Nivolumab’s superiority also extended to the safety profile, as treatment-related grade 3/4 adverse events occurred in only 14% of that arm, vs 46% of the ipilimumab arm; 8% vs 42% of patients, respectively, discontinued the drug because of a treatment-related adverse event.
He concluded, “Nivolumab provides an acceptable benefit-risk ratio as adjuvant therapy for high-risk resected melanoma and has the potential to be an effective treatment option for patients with resected stage III and IV melanoma.” ■
DISCLOSURE: Dr. Curigliano is an advisor for Roche, Pfizer, and Samsung. Dr. Dummer has been a consultant and/or advisor for Novartis, Merck Sharp & Dhome, BMS, Roche, Amgen, Takeda, and Pierre Fabre outside the submitted work. Dr. Hauschild has received clinical trial support from Amgen, BMS, MerckSerono, MSD, Novartis, Philogen, Pierre Fabre, Provectus, Regeneron, and Roche; consultant fees from Amgen, MBS, MerckSerono, MSD, Novartis, OncoSec, Philogen, Pierre Fabre, Provectus, Regeneron, and Roche; and he has been a speaker for Amgen, BMS, MSD, Novartis, Pierre Fabre, Provectus and Roche. Dr. Weber reported no conflict of interest.

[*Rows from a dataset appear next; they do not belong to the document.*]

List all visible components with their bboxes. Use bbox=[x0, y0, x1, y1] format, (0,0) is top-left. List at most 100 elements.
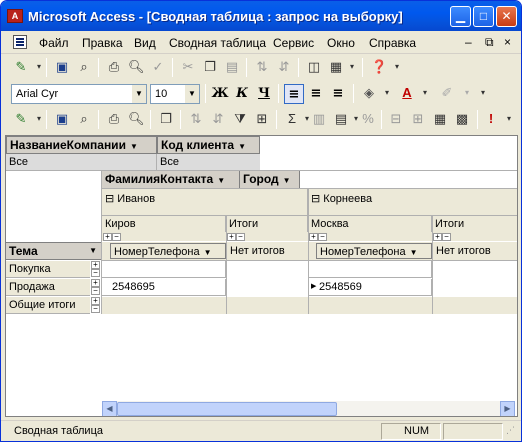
expand-icon[interactable]: + bbox=[227, 233, 236, 241]
autofilter-icon[interactable]: ⧩ bbox=[232, 111, 248, 127]
horizontal-scrollbar[interactable]: ◀ ▶ bbox=[102, 401, 515, 416]
sort-ascending-icon[interactable]: ⇅ bbox=[188, 111, 204, 127]
minimize-button[interactable]: ▁ bbox=[450, 6, 471, 27]
expand-icon[interactable]: + bbox=[309, 233, 318, 241]
cut-icon[interactable]: ✂ bbox=[180, 59, 196, 75]
copy-icon[interactable]: ❐ bbox=[202, 59, 218, 75]
table-cell-phone-korneeva[interactable]: ▶ 2548569 bbox=[308, 279, 432, 296]
line-color-icon[interactable]: ✐ bbox=[439, 85, 455, 101]
hide-details-icon[interactable]: ▦ bbox=[432, 111, 448, 127]
chevron-down-icon[interactable]: ▼ bbox=[130, 142, 138, 151]
collapse-icon[interactable]: − bbox=[442, 233, 451, 241]
copy-icon[interactable]: ❐ bbox=[158, 111, 174, 127]
column-group-korneeva[interactable]: ⊟ Корнеева bbox=[308, 189, 517, 215]
collapse-icon[interactable]: ⊟ bbox=[311, 193, 320, 205]
chevron-down-icon[interactable]: ▼ bbox=[185, 85, 199, 103]
menu-tools[interactable]: Сервис bbox=[273, 36, 314, 50]
font-color-icon[interactable]: A bbox=[399, 85, 415, 101]
data-field-phone-ivanov[interactable]: НомерТелефона ▼ bbox=[110, 243, 226, 259]
table-cell-phone-ivanov[interactable]: 2548695 bbox=[102, 279, 226, 296]
collapse-icon[interactable]: − bbox=[91, 305, 100, 313]
doc-close-icon[interactable]: × bbox=[504, 35, 511, 49]
line-color-dropdown-icon[interactable]: ▾ bbox=[459, 85, 475, 101]
maximize-button[interactable]: □ bbox=[473, 6, 494, 27]
row-field-theme[interactable]: Тема ▼ bbox=[6, 242, 102, 260]
scroll-thumb[interactable] bbox=[117, 402, 337, 416]
toolbar-options-icon[interactable]: ▾ bbox=[501, 111, 517, 127]
data-field-phone-korneeva[interactable]: НомерТелефона ▼ bbox=[316, 243, 432, 259]
fill-color-dropdown-icon[interactable]: ▾ bbox=[379, 85, 395, 101]
table-cell[interactable] bbox=[308, 261, 432, 278]
column-field-city[interactable]: Город ▼ bbox=[240, 171, 300, 188]
print-icon[interactable]: ⎙ bbox=[106, 111, 122, 127]
collapse-icon[interactable]: ⊟ bbox=[388, 111, 404, 127]
print-icon[interactable]: ⎙ bbox=[106, 59, 122, 75]
chevron-down-icon[interactable]: ▼ bbox=[204, 248, 212, 257]
toolbar-options-icon[interactable]: ▾ bbox=[475, 85, 491, 101]
bold-button[interactable]: Ж bbox=[210, 84, 230, 104]
file-search-icon[interactable]: ⌕ bbox=[76, 59, 92, 75]
show-details-icon[interactable]: ▩ bbox=[454, 111, 470, 127]
sort-descending-icon[interactable]: ⇵ bbox=[210, 111, 226, 127]
print-preview-icon[interactable]: 🔍︎ bbox=[128, 111, 145, 127]
pivot-table-area[interactable]: НазваниеКомпании ▼ Код клиента ▼ Все Все Ф… bbox=[5, 135, 518, 417]
collapse-icon[interactable]: − bbox=[112, 233, 121, 241]
font-color-dropdown-icon[interactable]: ▾ bbox=[417, 85, 433, 101]
view-dropdown-icon[interactable]: ▾ bbox=[31, 59, 47, 75]
row-label-sale[interactable]: Продажа bbox=[6, 279, 90, 296]
calculated-totals-icon[interactable]: ▤ bbox=[333, 111, 349, 127]
filter-field-company[interactable]: НазваниеКомпании ▼ bbox=[6, 136, 157, 154]
font-size-combo[interactable]: 10 ▼ bbox=[150, 84, 200, 104]
column-totals-korneeva[interactable]: Итоги bbox=[432, 216, 517, 232]
menu-pivot-table[interactable]: Сводная таблица bbox=[169, 36, 266, 50]
scroll-left-icon[interactable]: ◀ bbox=[102, 401, 117, 416]
save-icon[interactable]: ▣ bbox=[54, 59, 70, 75]
column-field-contact-name[interactable]: ФамилияКонтакта ▼ bbox=[102, 171, 240, 188]
file-search-icon[interactable]: ⌕ bbox=[76, 111, 92, 127]
refresh-icon[interactable]: ! bbox=[483, 111, 499, 127]
expand-icon[interactable]: ⊞ bbox=[410, 111, 426, 127]
title-bar[interactable]: A Microsoft Access - [Сводная таблица : … bbox=[1, 1, 521, 31]
doc-restore-icon[interactable]: ⧉ bbox=[485, 35, 494, 50]
show-top-bottom-icon[interactable]: ⊞ bbox=[254, 111, 270, 127]
doc-minimize-icon[interactable]: – bbox=[465, 35, 472, 49]
chevron-down-icon[interactable]: ▼ bbox=[283, 176, 291, 185]
column-city-moscow[interactable]: Москва bbox=[308, 216, 432, 232]
scroll-right-icon[interactable]: ▶ bbox=[500, 401, 515, 416]
column-totals-ivanov[interactable]: Итоги bbox=[226, 216, 308, 232]
align-right-icon[interactable]: ≡ bbox=[328, 84, 348, 104]
chevron-down-icon[interactable]: ▼ bbox=[89, 243, 97, 259]
collapse-icon[interactable]: − bbox=[91, 287, 100, 295]
menu-help[interactable]: Справка bbox=[369, 36, 416, 50]
close-button[interactable]: ✕ bbox=[496, 6, 517, 27]
table-cell[interactable] bbox=[102, 261, 226, 278]
collapse-icon[interactable]: − bbox=[236, 233, 245, 241]
help-dropdown-icon[interactable]: ▾ bbox=[389, 59, 405, 75]
view-dropdown-icon[interactable]: ▾ bbox=[31, 111, 47, 127]
new-object-icon[interactable]: ▦ bbox=[328, 59, 344, 75]
filter-field-client-code[interactable]: Код клиента ▼ bbox=[157, 136, 260, 154]
view-icon[interactable]: ✎ bbox=[13, 111, 29, 127]
fill-color-icon[interactable]: ◈ bbox=[361, 85, 377, 101]
row-label-purchase[interactable]: Покупка bbox=[6, 261, 90, 278]
save-icon[interactable]: ▣ bbox=[54, 111, 70, 127]
help-icon[interactable]: ❓ bbox=[371, 59, 387, 75]
align-center-icon[interactable]: ≡ bbox=[306, 84, 326, 104]
underline-button[interactable]: Ч bbox=[254, 84, 274, 104]
print-preview-icon[interactable]: 🔍︎ bbox=[128, 59, 145, 75]
resize-grip-icon[interactable]: ⋰ bbox=[506, 425, 515, 436]
chevron-down-icon[interactable]: ▼ bbox=[132, 85, 146, 103]
database-window-icon[interactable]: ◫ bbox=[306, 59, 322, 75]
paste-icon[interactable]: ▤ bbox=[224, 59, 240, 75]
chevron-down-icon[interactable]: ▼ bbox=[238, 142, 246, 151]
pivot-window-icon[interactable] bbox=[13, 35, 27, 49]
align-left-icon[interactable]: ≡ bbox=[284, 84, 304, 104]
chevron-down-icon[interactable]: ▼ bbox=[217, 176, 225, 185]
autocalc-icon[interactable]: Σ bbox=[284, 111, 300, 127]
collapse-icon[interactable]: ⊟ bbox=[105, 193, 114, 205]
show-as-icon[interactable]: % bbox=[360, 111, 376, 127]
subtotal-icon[interactable]: ▥ bbox=[311, 111, 327, 127]
spelling-icon[interactable]: ✓ bbox=[150, 59, 166, 75]
menu-file[interactable]: Файл bbox=[39, 36, 69, 50]
menu-edit[interactable]: Правка bbox=[82, 36, 123, 50]
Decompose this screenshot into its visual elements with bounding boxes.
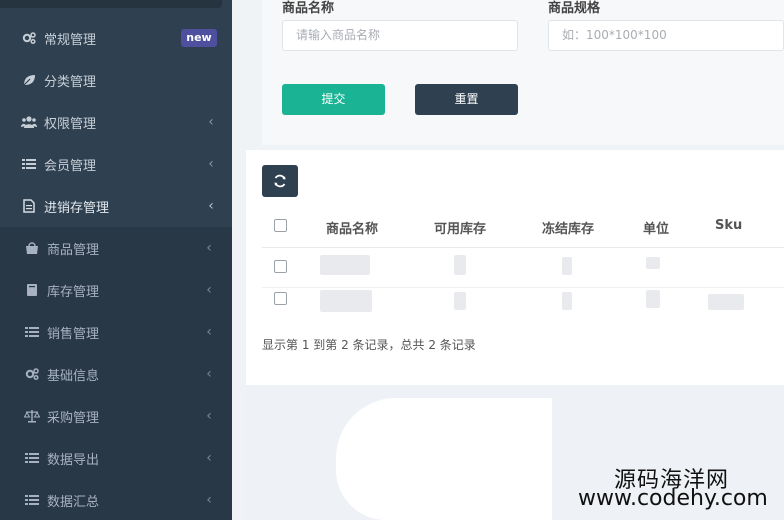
name-input[interactable]: 请输入商品名称 <box>282 20 518 51</box>
list-icon <box>21 156 37 172</box>
refresh-button[interactable] <box>262 165 298 197</box>
submenu-item-label: 销售管理 <box>47 326 100 342</box>
sidebar-item-general[interactable]: 常规管理 new <box>0 17 232 59</box>
submit-button[interactable]: 提交 <box>282 84 385 115</box>
sidebar: 常规管理 new 分类管理 权限管理 ‹ 会员管理 ‹ 进销存管理 ‹ 商品管理… <box>0 0 232 520</box>
row-checkbox[interactable] <box>274 292 287 305</box>
submenu-item-label: 基础信息 <box>47 368 100 384</box>
column-header-name: 商品名称 <box>326 222 379 237</box>
row-checkbox[interactable] <box>274 260 287 273</box>
select-all-checkbox[interactable] <box>274 219 287 232</box>
chevron-left-icon: ‹ <box>208 114 214 130</box>
redacted-cell <box>320 255 370 275</box>
refresh-icon <box>274 174 286 188</box>
chevron-left-icon: ‹ <box>206 282 212 298</box>
spec-label: 商品规格 <box>548 1 601 16</box>
watermark-background <box>336 398 552 520</box>
column-header-available: 可用库存 <box>434 222 487 237</box>
gears-icon <box>21 30 37 46</box>
watermark-url: www.codehy.com <box>578 486 768 511</box>
submenu-item-purchase[interactable]: 采购管理 ‹ <box>0 395 232 437</box>
chevron-left-icon: ‹ <box>206 240 212 256</box>
redacted-cell <box>562 257 572 275</box>
table-row[interactable] <box>262 288 784 328</box>
chevron-left-icon: ‹ <box>208 198 214 214</box>
submenu-item-label: 数据导出 <box>47 452 100 468</box>
submenu-item-data-summary[interactable]: 数据汇总 ‹ <box>0 479 232 520</box>
column-header-frozen: 冻结库存 <box>542 222 595 237</box>
sidebar-top-strip <box>0 0 222 8</box>
submenu-item-data-export[interactable]: 数据导出 ‹ <box>0 437 232 479</box>
column-header-unit: 单位 <box>643 222 670 237</box>
inventory-submenu: 商品管理 ‹ 库存管理 ‹ 销售管理 ‹ 基础信息 ‹ 采购管理 ‹ 数据导出 … <box>0 227 232 520</box>
list-icon <box>24 492 40 508</box>
redacted-cell <box>646 257 660 269</box>
users-icon <box>21 114 37 130</box>
submenu-item-sales[interactable]: 销售管理 ‹ <box>0 311 232 353</box>
redacted-cell <box>454 255 466 275</box>
submenu-item-label: 库存管理 <box>47 284 100 300</box>
redacted-cell <box>562 292 572 310</box>
sidebar-item-label: 分类管理 <box>44 74 97 90</box>
redacted-cell <box>708 294 744 310</box>
file-icon <box>21 198 37 214</box>
sidebar-item-member[interactable]: 会员管理 ‹ <box>0 143 232 185</box>
spec-input[interactable]: 如：100*100*100 <box>548 20 784 51</box>
sidebar-item-inventory[interactable]: 进销存管理 ‹ <box>0 185 232 227</box>
name-label: 商品名称 <box>282 1 335 16</box>
submenu-item-stock[interactable]: 库存管理 ‹ <box>0 269 232 311</box>
pagination-info: 显示第 1 到第 2 条记录，总共 2 条记录 <box>262 338 476 352</box>
list-icon <box>24 324 40 340</box>
chevron-left-icon: ‹ <box>206 408 212 424</box>
new-badge: new <box>181 29 217 47</box>
submenu-item-label: 数据汇总 <box>47 494 100 510</box>
balance-scale-icon <box>24 408 40 424</box>
submenu-item-goods[interactable]: 商品管理 ‹ <box>0 227 232 269</box>
reset-button[interactable]: 重置 <box>415 84 518 115</box>
table-header: 商品名称 可用库存 冻结库存 单位 Sku <box>262 208 784 248</box>
redacted-cell <box>646 290 660 308</box>
chevron-left-icon: ‹ <box>208 156 214 172</box>
redacted-cell <box>454 292 466 310</box>
chevron-left-icon: ‹ <box>206 366 212 382</box>
list-icon <box>24 450 40 466</box>
book-icon <box>24 282 40 298</box>
submenu-item-label: 商品管理 <box>47 242 100 258</box>
table-panel: 商品名称 可用库存 冻结库存 单位 Sku 显示第 1 到第 2 条记录，总共 … <box>246 150 784 385</box>
submenu-item-label: 采购管理 <box>47 410 100 426</box>
column-header-sku: Sku <box>715 218 743 233</box>
shopping-bag-icon <box>24 240 40 256</box>
leaf-icon <box>21 72 37 88</box>
search-form: 商品名称 请输入商品名称 商品规格 如：100*100*100 提交 重置 <box>262 0 784 145</box>
sidebar-item-category[interactable]: 分类管理 <box>0 59 232 101</box>
gears-icon <box>24 366 40 382</box>
chevron-left-icon: ‹ <box>206 324 212 340</box>
chevron-left-icon: ‹ <box>206 492 212 508</box>
table-row[interactable] <box>262 248 784 288</box>
chevron-left-icon: ‹ <box>206 450 212 466</box>
sidebar-item-permission[interactable]: 权限管理 ‹ <box>0 101 232 143</box>
submenu-item-basic-info[interactable]: 基础信息 ‹ <box>0 353 232 395</box>
redacted-cell <box>320 290 372 312</box>
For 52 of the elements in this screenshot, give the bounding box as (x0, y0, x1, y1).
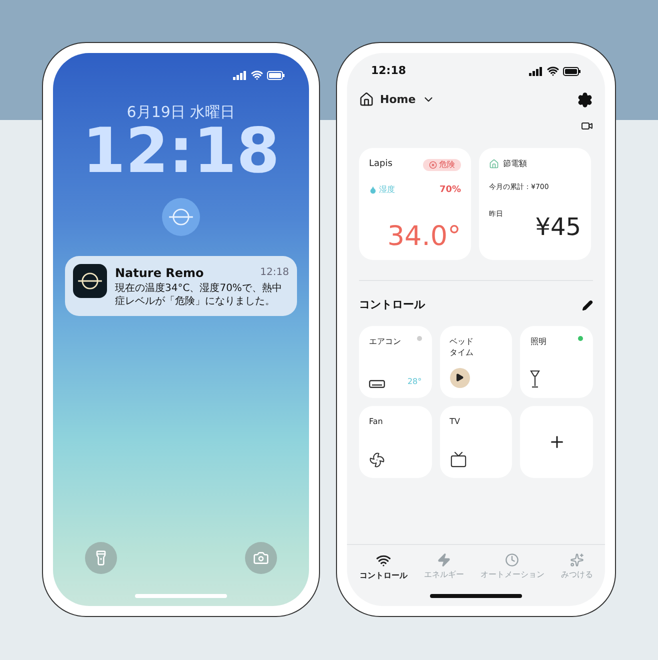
wifi-icon (251, 69, 263, 81)
device-tile[interactable]: 照明 (520, 326, 593, 398)
signal-waves-icon (376, 553, 391, 568)
temperature-setting: 28° (407, 376, 422, 388)
camera-icon[interactable] (581, 120, 593, 132)
notification-message: 現在の温度34°C、湿度70%で、熱中症レベルが「危険」になりました。 (115, 282, 283, 308)
settings-icon[interactable] (577, 92, 593, 108)
temperature-value: 34.0° (387, 223, 461, 250)
camera-icon (253, 550, 269, 566)
home-icon (359, 92, 374, 108)
device-tile[interactable]: ベッドタイム (440, 326, 512, 398)
device-tile[interactable]: Fan (359, 406, 432, 478)
wifi-icon (547, 65, 559, 78)
device-label: ベッドタイム (450, 336, 475, 358)
notification-app-name: Nature Remo (115, 264, 204, 282)
signal-icon (233, 70, 247, 80)
savings-title: 節電額 (503, 158, 527, 170)
sparkle-icon (570, 553, 584, 567)
sensor-name: Lapis (369, 158, 392, 171)
lamp-icon (530, 370, 540, 388)
home-selector[interactable]: Home (359, 92, 435, 108)
nav-tab[interactable]: コントロール (359, 553, 408, 582)
humidity-value: 70% (439, 184, 461, 196)
device-label: TV (450, 416, 460, 426)
device-tile[interactable]: TV (440, 406, 512, 478)
play-button[interactable] (450, 368, 470, 388)
clock-icon (505, 553, 520, 567)
house-icon (489, 159, 499, 169)
tv-icon (450, 450, 467, 468)
signal-icon (529, 66, 543, 76)
play-icon (455, 373, 464, 382)
warning-icon (429, 160, 437, 169)
device-label: エアコン (369, 336, 401, 346)
lightning-icon (436, 553, 451, 567)
edit-icon[interactable] (582, 300, 593, 311)
droplet-icon (369, 186, 377, 194)
device-label: 照明 (530, 336, 546, 346)
fan-icon (369, 452, 385, 468)
humidity-label: 湿度 (369, 184, 395, 196)
battery-icon (267, 70, 285, 80)
status-time: 12:18 (371, 63, 406, 79)
yesterday-amount: ¥45 (535, 215, 581, 239)
notification-card[interactable]: Nature Remo 12:18 現在の温度34°C、湿度70%で、熱中症レベルが「危険」になりました。 (65, 256, 297, 316)
sensor-card[interactable]: Lapis 危険 湿度 70% 34.0° (359, 148, 471, 260)
section-title: コントロール (359, 297, 425, 313)
device-label: Fan (369, 416, 383, 426)
notification-time: 12:18 (260, 266, 289, 280)
device-tile[interactable]: エアコン 28° (359, 326, 432, 398)
air-conditioner-icon (369, 380, 385, 388)
app-widget[interactable] (162, 198, 200, 236)
battery-icon (563, 66, 581, 76)
alert-badge: 危険 (423, 158, 461, 171)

1. Weber J, Mandala M, Del Vecchio M, et al: Adjuvant therapy with nivolumab versus ipilimumab after complete resection of stage III/IV melanoma: A randomized, double-blind, phase 3 trial (CheckMate 238). 2017 ESMO Congress. Abstract LBA8_PR. Presented September 11, 2017.
2. Hauschild A, Santinami M, Long GV, et al: COMBI-AD: Adjuvant dabrafenib plus trametinib for resected stage III BRAF V600E/K-mutant melanoma. 2017 ESMO Congress. Abstract LBA6_PR. Presented September 11, 2017.
3. Weber J, Mandala M, Del Vecchio M, et al: Adjuvant nivolumab versus ipilimumab in resected stage III or IV melanoma. N Engl J Med. September 10, 2017 (early release online).
4. Long GV, Hauschild A, Santinami M, et al: Adjuvant dabrafenib plus trametinib in stage III BRAF-mutated melanoma. N Engl J Med. September 10, 2017 (early release online).
5. Eggermont AM, Chiarion-Sileni V, Grob JJ, et al: Prolonged survival in stage III melanoma with ipilimumab adjuvant therapy. N Engl J Med 375:1845-1855, 2016.